CONSIDERACIONES DE LA CORTE En sentencia dictada el 21 de abril de 1999 (Rad No. 11569) esta Sala dijo: “Observa la Sala que el tribunal partió del supuesto fáctico de que los síntomas de embriaguez que exhibía el trabajador demandante, no se daban al momento de presentarse al trabajo para iniciar labores, sino por haber consumido licor dentro del lugar de trabajo y en horas en que debía laborar.

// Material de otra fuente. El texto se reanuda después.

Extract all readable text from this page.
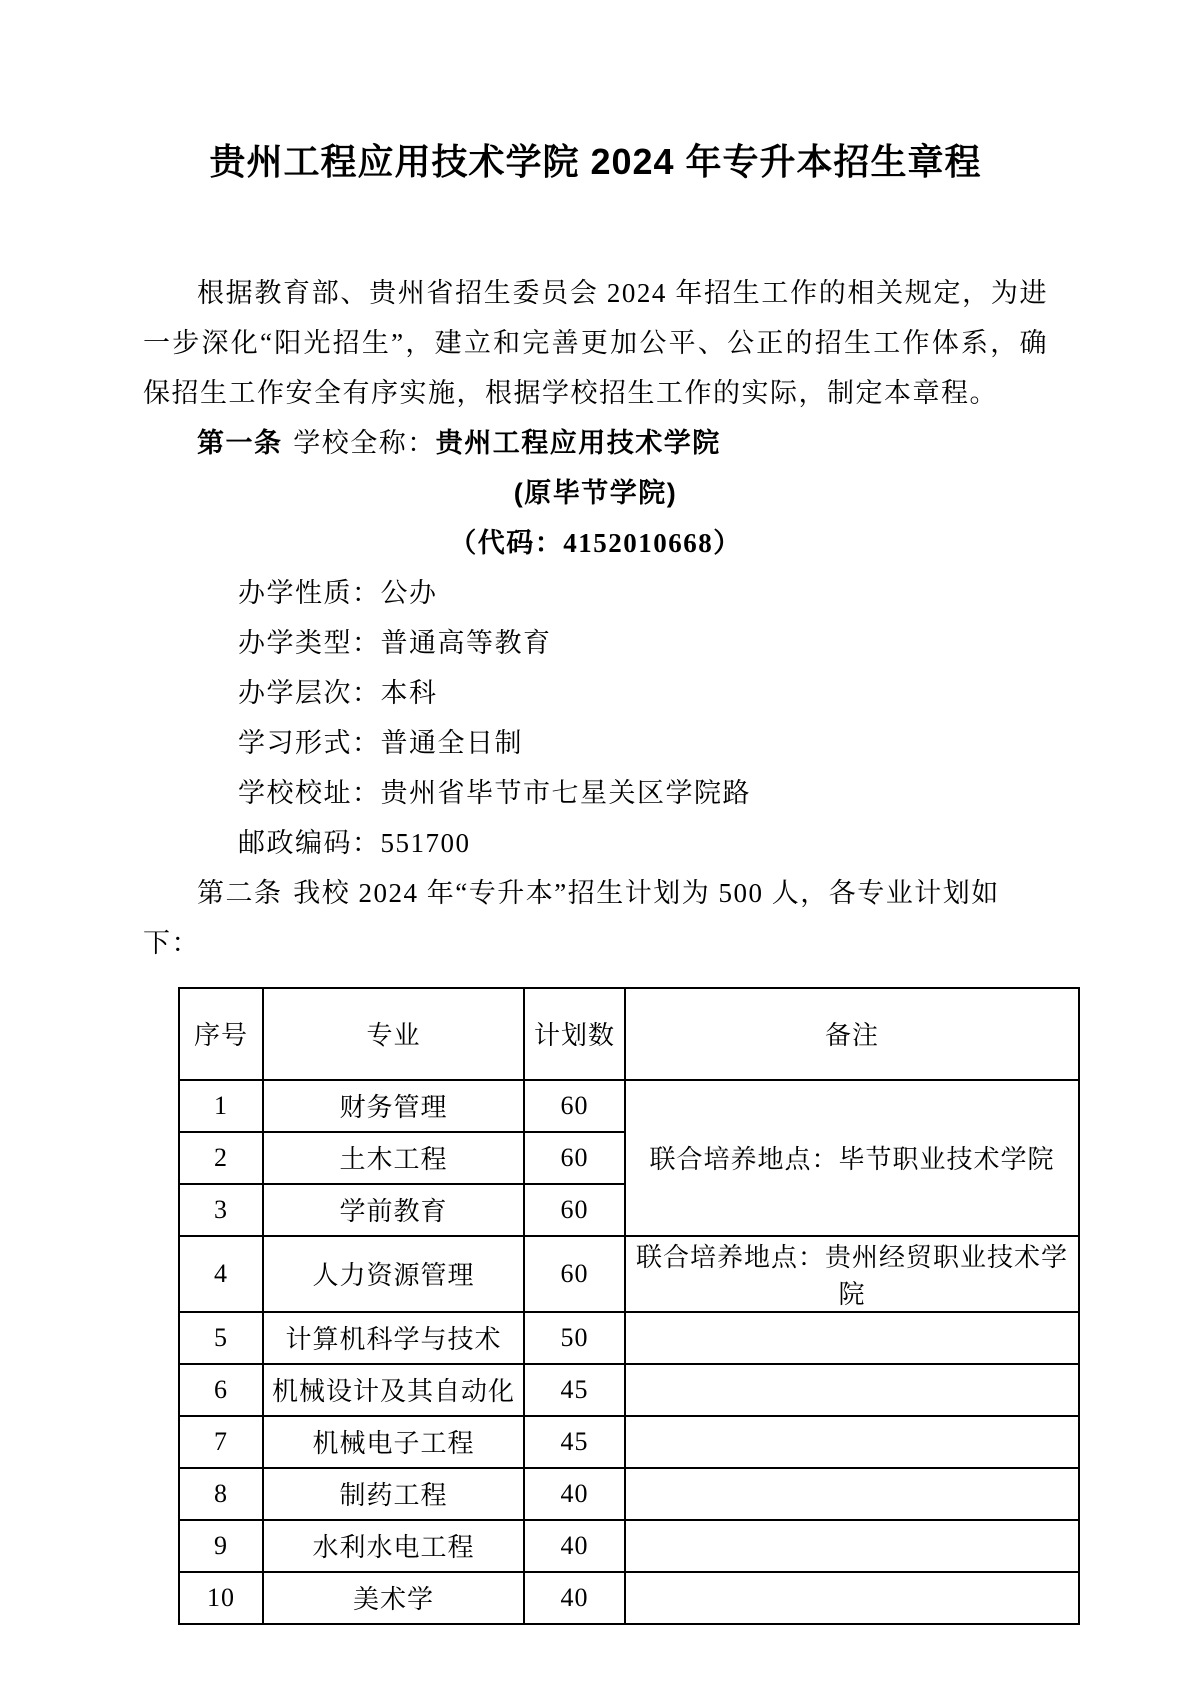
贵州工程应用技术学院 2024 年专升本招生章程

根据教育部、贵州省招生委员会 2024 年招生工作的相关规定，为进一步深化“阳光招生”，建立和完善更加公平、公正的招生工作体系，确保招生工作安全有序实施，根据学校招生工作的实际，制定本章程。

第一条 学校全称：贵州工程应用技术学院

(原毕节学院)

（代码：4152010668）

办学性质：公办

办学类型：普通高等教育

办学层次：本科

学习形式：普通全日制

学校校址：贵州省毕节市七星关区学院路

邮政编码：551700

第二条 我校 2024 年“专升本”招生计划为 500 人，各专业计划如下：

序号	专业	计划数	备注
1	财务管理	60	联合培养地点：毕节职业技术学院
2	土木工程	60	
3	学前教育	60	
4	人力资源管理	60	联合培养地点：贵州经贸职业技术学院
5	计算机科学与技术	50	
6	机械设计及其自动化	45	
7	机械电子工程	45	
8	制药工程	40	
9	水利水电工程	40	
10	美术学	40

Pero al interpretar el numeral segundo del artículo 60 del código sustantivo de esta especialidad, distinguió entre la presentación al sitio de trabajo ebrio y la embriaguez generada por el alicoramiento durante la jornada de trabajo, para sostener que sólo la primera conducta está tipificada como prohibición. “Este entendimiento de la sentencia impugnada debe sopesarse frente al espíritu del legislador al consagrar como prohibición expresa al trabajador “presentarse al trabajo en estado de embriaguez” (numeral 2º del artículo 60 del Código Sustantivo del Trabajo).
Para lo cual no sólo debe escudriñarse la literalidad de tal preceptiva, sino también su razón de ser, los bienes jurídicos tutelados con ella y su imperiosa concordancia con el contexto de las prohibiciones tipificadas en el mencionado artículo. “El fundamento verdadero de la prohibición en cita es la exigencia que hace el legislador al trabajador de prestar el servicio en condiciones aptas que reflejen el pleno uso de sus facultades psíquicas, intelectivas o físicas, sin que factores imputables a su propia conducta alteren, aminoren o enerven su normal capacidad de trabajo.

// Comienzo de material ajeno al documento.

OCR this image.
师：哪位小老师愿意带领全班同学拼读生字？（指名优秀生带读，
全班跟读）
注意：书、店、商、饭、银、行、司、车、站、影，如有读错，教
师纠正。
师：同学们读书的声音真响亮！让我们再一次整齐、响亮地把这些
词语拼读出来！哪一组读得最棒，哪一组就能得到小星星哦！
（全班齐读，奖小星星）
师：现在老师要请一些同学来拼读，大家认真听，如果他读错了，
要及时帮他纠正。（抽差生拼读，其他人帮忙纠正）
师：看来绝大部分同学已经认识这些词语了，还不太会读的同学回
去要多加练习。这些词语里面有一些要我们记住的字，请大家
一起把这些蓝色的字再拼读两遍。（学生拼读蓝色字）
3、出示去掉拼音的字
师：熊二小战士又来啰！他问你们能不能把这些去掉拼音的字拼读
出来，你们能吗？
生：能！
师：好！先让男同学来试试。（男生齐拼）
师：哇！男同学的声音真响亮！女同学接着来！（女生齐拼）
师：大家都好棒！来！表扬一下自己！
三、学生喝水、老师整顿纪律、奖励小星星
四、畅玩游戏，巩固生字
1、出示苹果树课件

“De tiempo atrás ha aprobado la jurisprudencia nacional la máxima de que el rigor de la tipicidad penal no es aplicable en lo disciplinario ni en lo laboral. De ahí porqué en el análisis de las conductas legalmente prohibidas o que constituyen justa causa admite una alguna amplitud mínima, sin llegar a laxitud. “Entonces, resulta descaminado, frente a la pura ratio legis, restringir el susodicho impedimento normativo al evento de ingresar el trabajador al sitio de trabajo en estado de ebriedad o bajo los efectos de sustancias estupefacientes o drogas enervantes, porque tanto en tal hipótesis como cuando acaece la perturbación sensitiva por ingestión en el sitio y jornada laboral, hay un inocultable efecto en los reflejos físicos, en la voluntad, y en general en la capacidad ordinaria de trabajo, que es el bien jurídico prioritariamente amparado por el precepto, además de que una persona en ese estado en el ámbito laboral puede representar un peligro para sí y para los compañeros de labor.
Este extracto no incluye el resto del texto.